叶晚晴下午带来家庭相册。翻到一张老照片,我十岁,张小雅三岁,在公园的秋千上。我记得那天,记得阳光的角度,记得妹妹笑的声音,记得冰淇淋融化的速度。
但看着照片,感觉像在看别人的故事。那个笑容灿烂的男孩,他和我共享记忆,但他活在另一个时空,那个时空里没有深海,没有方舟,没有左眼里旋转的星河。
张小雅说:“哥,不管你变成什么样,你都是我哥。”
我哭了。左眼流出的不是暗银色物质,是正常的眼泪,咸的,热的,从泪腺分泌,划过脸颊,滴在相册上,晕开一小片水渍。
那一瞬间,我感觉到“难过”是什么。不是逻辑判断,不是生理反应,是一种完整的、不可拆解的情感体验:失去、怀念、愧疚、爱,全部混合在一起,像一杯苦涩的茶,从喉咙烧到胃里,再从眼睛里涌出来。
晚上写日志,手还有点抖。但字迹是自己的,思维方式是自己的,那些混乱的、矛盾的知识还在脑子里吵,但“我”还在,坐在这个更复杂、更吵闹的房子里。
也许我不是房客。
也许我可以学着当主人。
味觉恢复确认。

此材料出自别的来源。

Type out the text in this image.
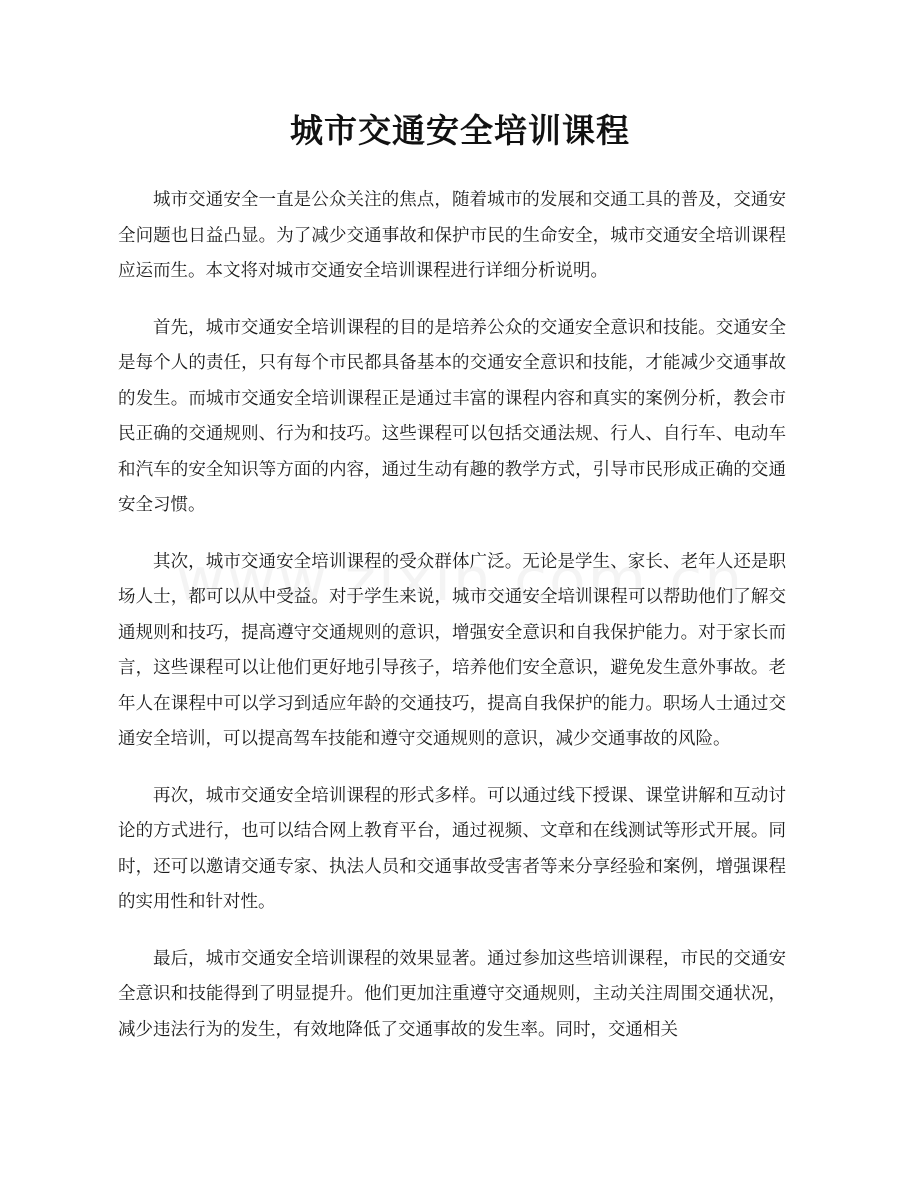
城市交通安全培训课程

城市交通安全一直是公众关注的焦点，随着城市的发展和交通工具的普及，交通安全问题也日益凸显。为了减少交通事故和保护市民的生命安全，城市交通安全培训课程应运而生。本文将对城市交通安全培训课程进行详细分析说明。

首先，城市交通安全培训课程的目的是培养公众的交通安全意识和技能。交通安全是每个人的责任，只有每个市民都具备基本的交通安全意识和技能，才能减少交通事故的发生。而城市交通安全培训课程正是通过丰富的课程内容和真实的案例分析，教会市民正确的交通规则、行为和技巧。这些课程可以包括交通法规、行人、自行车、电动车和汽车的安全知识等方面的内容，通过生动有趣的教学方式，引导市民形成正确的交通安全习惯。

其次，城市交通安全培训课程的受众群体广泛。无论是学生、家长、老年人还是职场人士，都可以从中受益。对于学生来说，城市交通安全培训课程可以帮助他们了解交通规则和技巧，提高遵守交通规则的意识，增强安全意识和自我保护能力。对于家长而言，这些课程可以让他们更好地引导孩子，培养他们安全意识，避免发生意外事故。老年人在课程中可以学习到适应年龄的交通技巧，提高自我保护的能力。职场人士通过交通安全培训，可以提高驾车技能和遵守交通规则的意识，减少交通事故的风险。

再次，城市交通安全培训课程的形式多样。可以通过线下授课、课堂讲解和互动讨论的方式进行，也可以结合网上教育平台，通过视频、文章和在线测试等形式开展。同时，还可以邀请交通专家、执法人员和交通事故受害者等来分享经验和案例，增强课程的实用性和针对性。

最后，城市交通安全培训课程的效果显著。通过参加这些培训课程，市民的交通安全意识和技能得到了明显提升。他们更加注重遵守交通规则，主动关注周围交通状况，减少违法行为的发生，有效地降低了交通事故的发生率。同时，交通相关
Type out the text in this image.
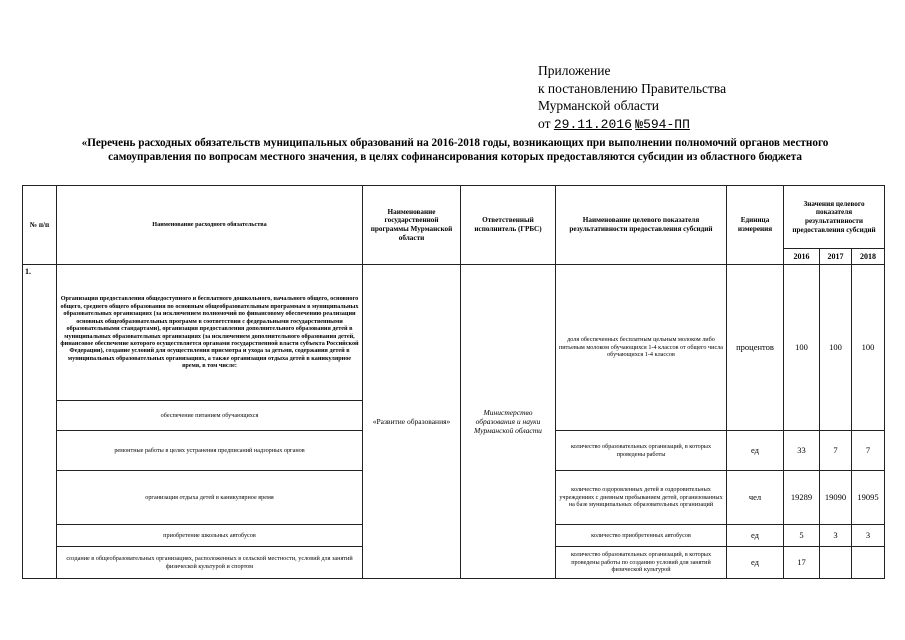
Приложение
к постановлению Правительства
Мурманской области
от 29.11.2016 №594-ПП
«Перечень расходных обязательств муниципальных образований на 2016-2018 годы, возникающих при выполнении полномочий органов местного самоуправления по вопросам местного значения, в целях софинансирования которых предоставляются субсидии из областного бюджета
№ п/п	Наименование расходного обязательства	Наименование государственной программы Мурманской области	Ответственный исполнитель (ГРБС)	Наименование целевого показателя результативности предоставления субсидий	Единица измерения	Значения целевого показателя результативности предоставления субсидий		
						2016	2017	2018
1.	Организация предоставления общедоступного и бесплатного дошкольного, начального общего, основного общего, среднего общего образования по основным общеобразовательным программам в муниципальных образовательных организациях (за исключением полномочий по финансовому обеспечению реализации основных общеобразовательных программ в соответствии с федеральными государственными образовательными стандартами), организация предоставления дополнительного образования детей в муниципальных образовательных организациях (за исключением дополнительного образования детей, финансовое обеспечение которого осуществляется органами государственной власти субъекта Российской Федерации), создание условий для осуществления присмотра и ухода за детьми, содержания детей в муниципальных образовательных организациях, а также организация отдыха детей в каникулярное время, в том числе:	«Развитие образования»	Министерство образования и науки Мурманской области	доля обеспеченных бесплатным цельным молоком либо питьевым молоком обучающихся 1-4 классов от общего числа обучающихся 1-4 классов	процентов	100	100	100
	обеспечение питанием обучающихся							
	ремонтные работы в целях устранения предписаний надзорных органов			количество образовательных организаций, в которых проведены работы	ед	33	7	7
	организация отдыха детей в каникулярное время			количество оздоровленных детей в оздоровительных учреждениях с дневным пребыванием детей, организованных на базе муниципальных образовательных организаций	чел	19289	19090	19095
	приобретение школьных автобусов			количество приобретенных автобусов	ед	5	3	3
	создание в общеобразовательных организациях, расположенных в сельской местности, условий для занятий физической культурой и спортом			количество образовательных организаций, в которых проведены работы по созданию условий для занятий физической культурой	ед	17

张伟准确描述出午餐中五种调味料的比例误差(盐多放了03克)。情感共鸣测试:观看情感电影片段,出现明显情绪波动,流泪反应正常。
认知重建进展:张伟开始使用“我”的叙事,而非第三人称描述自身状态。今日日志中使用“我”,相比第一天的41有显着提升。
矛盾场控制:经过训练,张伟已能主动抑制场域的具象化效应。当墙壁裂纹开始组织时,他可以通过集中注意力,让图案消散。
能力适应性:左眼洞察能力的使用时间延长至单次两分钟无不良反应。深度控制练习,成功将观察深度稳定在“黄色层级”(浅层结构)达五次。
医疗监测:dna端粒长度无进一步异常变化。逻辑结晶数量保持稳定,未在血液中发现扩散迹象。秦教授团队认为,目前的身体改造可能已达到阶段性平衡。
总体评估:第一周康复进度超出预期。意识主体性重建成功,情感回路部分恢复,能力开始可控化。但深层问题依然存在:左眼次级瞳孔的活性、与深海网络的连接、逻辑结晶的长期影响、以及非人知识在认知中留下的永久烙印。
下一阶段重点:巩固自我认知,训练能力精细控制,逐步接触外部环境,重建社会功能。
张伟在日志结尾写道:“我需要学习当这个房子的主人,而不是房客。”
他正在学习。
而我们会陪着他,走过这条从深海归来后,重新成为人的路。